Note that you can differentiate by terms, so
[tex]\frac{dy}{dx} = \sum_{n = 0}^\infty n a_n x^{n - 1}[/tex]
etc.

 

[TFM]

Indeed it won't:

ln(y) = ln(1 + x) + c

take exponentials of both sides leaves:

[tex] y = 1 + x + e^c [/tex]

Okay so for the power series:

[tex] y(x) = \sum_{n = 0}^\infty a_n x^n [/tex]

so would the coeffieients coming from here:

[tex] (1+x) \frac{1}{dx} = y \frac{1}{dy} [/tex]

be 1 and 1, since you have x^0 has a coefficient of 1, and x has a coefficent of 1 also?

TFM

 

[CompuChip]

No,
e^(ln(1 + x) + c) = e^ln(1+x) * e^c = ...

And what do you mean by: "the coefficients being 1 and 1"? You have infinitely many of them! Start by plugging the sum into
[tex]
(1+x) \frac{dy}{dx} = y [/tex]
- what do you get?

 

[TFM]

No,
e^(ln(1 + x) + c) = e^ln(1+x) * e^c = ...

Since e^c is another constant, wouldn't it not be:

= k + kx

?

And what do you mean by: "the coefficients being 1 and 1"? You have infinitely many of them! Start by plugging the sum into
[tex]
(1+x) \frac{dy}{dx} = y [/tex]
- what do you get?

So I should have:

[tex] (1+x) \frac{dy}{dx} = \sum_{n = 0}^\infty a_n x^n [/tex]

?

TFM

 

[gabbagabbahey]

Since e^c is another constant, wouldn't it not be:

= k + kx

?

Yes, that would be fine.

So I should have:

[tex] (1+x) \frac{dy}{dx} = \sum_{n = 0}^\infty a_n x^n [/tex]

?

TFM

Well, that is a true statement, but not very useful to you in that form. If [tex]y(x)= \sum_{n = 0}^\infty a_n x^n[/tex]...what is [tex]\frac{dy}{dx}[/tex]?

 

[TFM]

Would this be:

[tex] y(x)= \sum_{n = 0}^\infty a_n x^n [/tex]

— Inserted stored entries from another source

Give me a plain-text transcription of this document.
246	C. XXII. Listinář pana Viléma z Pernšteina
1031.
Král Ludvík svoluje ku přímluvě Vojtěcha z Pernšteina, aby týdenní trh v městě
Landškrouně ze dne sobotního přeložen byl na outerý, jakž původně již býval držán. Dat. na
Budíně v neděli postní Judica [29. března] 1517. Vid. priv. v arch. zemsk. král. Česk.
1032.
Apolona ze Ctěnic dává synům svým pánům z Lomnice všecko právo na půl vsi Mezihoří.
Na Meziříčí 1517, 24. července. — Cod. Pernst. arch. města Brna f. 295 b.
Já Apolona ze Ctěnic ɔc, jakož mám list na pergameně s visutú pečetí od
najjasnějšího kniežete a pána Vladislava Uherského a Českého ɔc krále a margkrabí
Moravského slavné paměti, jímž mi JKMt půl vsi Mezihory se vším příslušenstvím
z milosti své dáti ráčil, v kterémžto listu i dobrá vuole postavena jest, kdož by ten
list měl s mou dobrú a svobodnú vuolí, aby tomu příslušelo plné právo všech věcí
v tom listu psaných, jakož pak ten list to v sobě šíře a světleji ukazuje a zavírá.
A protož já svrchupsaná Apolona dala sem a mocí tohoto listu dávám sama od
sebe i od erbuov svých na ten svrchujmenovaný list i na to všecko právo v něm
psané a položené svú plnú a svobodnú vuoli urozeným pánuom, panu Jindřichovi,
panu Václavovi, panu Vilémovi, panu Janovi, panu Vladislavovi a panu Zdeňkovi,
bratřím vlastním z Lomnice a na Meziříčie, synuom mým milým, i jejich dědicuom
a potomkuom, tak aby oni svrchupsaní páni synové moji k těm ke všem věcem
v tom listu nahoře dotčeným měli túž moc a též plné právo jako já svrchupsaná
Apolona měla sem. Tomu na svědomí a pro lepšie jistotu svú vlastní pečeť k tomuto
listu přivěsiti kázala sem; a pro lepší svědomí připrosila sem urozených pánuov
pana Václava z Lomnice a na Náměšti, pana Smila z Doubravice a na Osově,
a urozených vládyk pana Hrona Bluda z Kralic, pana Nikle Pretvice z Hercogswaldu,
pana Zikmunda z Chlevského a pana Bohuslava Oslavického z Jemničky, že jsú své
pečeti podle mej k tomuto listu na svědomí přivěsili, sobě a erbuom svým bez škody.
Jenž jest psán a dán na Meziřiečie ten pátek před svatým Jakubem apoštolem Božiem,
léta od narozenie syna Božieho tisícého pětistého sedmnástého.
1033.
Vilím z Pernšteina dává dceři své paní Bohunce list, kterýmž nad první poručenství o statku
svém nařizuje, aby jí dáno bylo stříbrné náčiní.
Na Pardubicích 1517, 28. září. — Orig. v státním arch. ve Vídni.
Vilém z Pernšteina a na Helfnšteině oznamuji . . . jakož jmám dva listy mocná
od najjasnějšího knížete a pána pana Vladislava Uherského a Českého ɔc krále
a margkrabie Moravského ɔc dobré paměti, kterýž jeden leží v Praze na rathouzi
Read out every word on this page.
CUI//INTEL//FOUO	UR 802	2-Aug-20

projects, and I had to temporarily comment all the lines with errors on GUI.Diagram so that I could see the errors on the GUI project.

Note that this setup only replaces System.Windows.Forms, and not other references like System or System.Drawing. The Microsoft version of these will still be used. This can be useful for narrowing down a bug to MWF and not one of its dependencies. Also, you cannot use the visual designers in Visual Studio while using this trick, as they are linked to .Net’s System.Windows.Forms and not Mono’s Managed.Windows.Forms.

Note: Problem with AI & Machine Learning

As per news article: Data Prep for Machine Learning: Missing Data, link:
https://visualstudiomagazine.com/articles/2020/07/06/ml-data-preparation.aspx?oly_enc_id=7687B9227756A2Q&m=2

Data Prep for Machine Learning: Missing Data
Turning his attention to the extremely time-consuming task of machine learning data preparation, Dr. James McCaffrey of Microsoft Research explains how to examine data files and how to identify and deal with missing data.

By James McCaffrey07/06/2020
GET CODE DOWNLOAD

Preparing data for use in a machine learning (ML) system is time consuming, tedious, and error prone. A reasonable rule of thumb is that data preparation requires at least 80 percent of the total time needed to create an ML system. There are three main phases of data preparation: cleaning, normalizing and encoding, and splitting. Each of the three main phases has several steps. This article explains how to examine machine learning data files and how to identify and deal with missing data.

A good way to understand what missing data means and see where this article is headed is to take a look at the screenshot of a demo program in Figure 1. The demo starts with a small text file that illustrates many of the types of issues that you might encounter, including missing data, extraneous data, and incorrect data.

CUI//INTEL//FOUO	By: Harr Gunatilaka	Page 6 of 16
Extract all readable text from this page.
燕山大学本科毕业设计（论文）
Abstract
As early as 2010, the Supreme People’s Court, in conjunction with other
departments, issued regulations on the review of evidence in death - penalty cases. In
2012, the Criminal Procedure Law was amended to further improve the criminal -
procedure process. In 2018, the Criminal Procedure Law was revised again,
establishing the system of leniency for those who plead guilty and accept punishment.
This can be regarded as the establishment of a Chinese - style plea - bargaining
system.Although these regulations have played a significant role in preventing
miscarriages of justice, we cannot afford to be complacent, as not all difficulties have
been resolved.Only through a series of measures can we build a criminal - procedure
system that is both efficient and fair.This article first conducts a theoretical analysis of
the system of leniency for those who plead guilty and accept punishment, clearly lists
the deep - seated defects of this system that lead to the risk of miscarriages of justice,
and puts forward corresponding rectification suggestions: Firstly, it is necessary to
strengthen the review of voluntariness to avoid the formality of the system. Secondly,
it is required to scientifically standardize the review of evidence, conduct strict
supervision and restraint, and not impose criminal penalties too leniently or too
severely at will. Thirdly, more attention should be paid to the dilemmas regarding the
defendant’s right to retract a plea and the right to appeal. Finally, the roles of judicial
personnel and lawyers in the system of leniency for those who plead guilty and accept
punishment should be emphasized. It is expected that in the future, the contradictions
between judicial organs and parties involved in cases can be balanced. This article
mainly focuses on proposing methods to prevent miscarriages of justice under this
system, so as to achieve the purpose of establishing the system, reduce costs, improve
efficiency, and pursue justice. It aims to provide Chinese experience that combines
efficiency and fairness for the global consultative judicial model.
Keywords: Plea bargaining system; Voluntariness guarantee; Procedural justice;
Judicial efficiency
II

[tex] \frac{dy}{dx} = \sum_{n = 0}^\infty a_n(n - 1) x^{n-1} [/tex]

Does this look right?

TFM

 

[CompuChip]

Almost; is [itex]2 x^2[/itex] the derivative of [itex]x^3[/itex]?

Now write down your complete differential equation.

 

[TFM]

Okay so:

x^3 differentiates to 3x^2

[tex] \frac{dy}{dx} = \sum_{n = 0}^\infty a_n(n) x^{n-1} [/tex]

Now write down your complete differential equation.

so would this be:

[tex] \frac{dy}{dx} = \sum_{n = 0}^\infty a_n(n) x^{n-1} + a_{n-1}(n+1) x^{n} + a_{n-2}(n+2) x^{n + 1} + ... [/tex]

?

TFM